March 5, 2021 at 10:39 PM · @Laurie, you can get an antibody test at most pharmacies, you can check if you did in probably have Covid or the Flu last year.

March 7, 2021 at 12:54 AM · I voted "Rested and ready to go," which most nearly describes my situation -- although my daily routine barely changed during the shutdowns. When I went into business for myself in 1996, a lot of people didn't have internet and email; so if the pandemic had struck back then, it would have been harder to keep operations going with all the shutdowns and social-distancing. But I discontinued in-person customer interaction years ago and have long done everything by phone and email. I get more done that way. Yet I can definitely comprehend the disruption and disappointment -- not to mention financial hardship -- people in the performing arts, hospitality, and travel industries have faced.

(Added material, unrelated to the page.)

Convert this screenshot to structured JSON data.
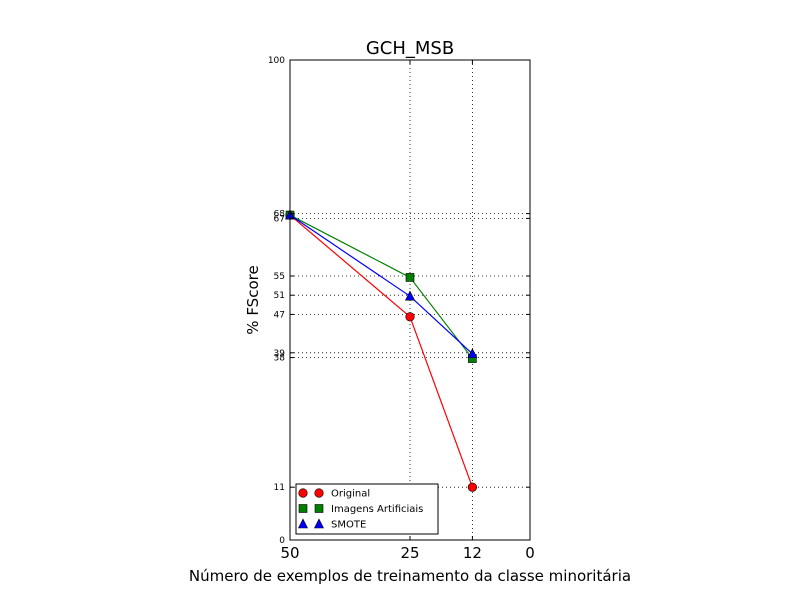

Besides the biz and music practice, working out is another big part of my life. Area gyms shut down here for 3 months, March 17-June 17, 2020. During that time, I found online instructional videos, more than I could begin to count, on the subject of staying fit at home. While my adopted state of Alabama has very much reopened, we still have a statewide mask order; but there are exceptions to it -- e.g., when working out. Fitness pros advise AGAINST wearing a mask during workouts, because the mask reduces oxygen intake -- the very situation you don't want to risk during heavy exertion.

I do almost all shopping online -- nothing new with me -- except for early Saturday morning visits to Walmart each week and occasional afternoon stops at CVS. So not much need for a mask.

No chamber music get-togethers planned, but the music practice goes on. It won't be long before I can resume evening sessions in the garage, which has the reverb I like. Fortunately it's warm enough here, around the 34th parallel, to play out there about 8 months each year.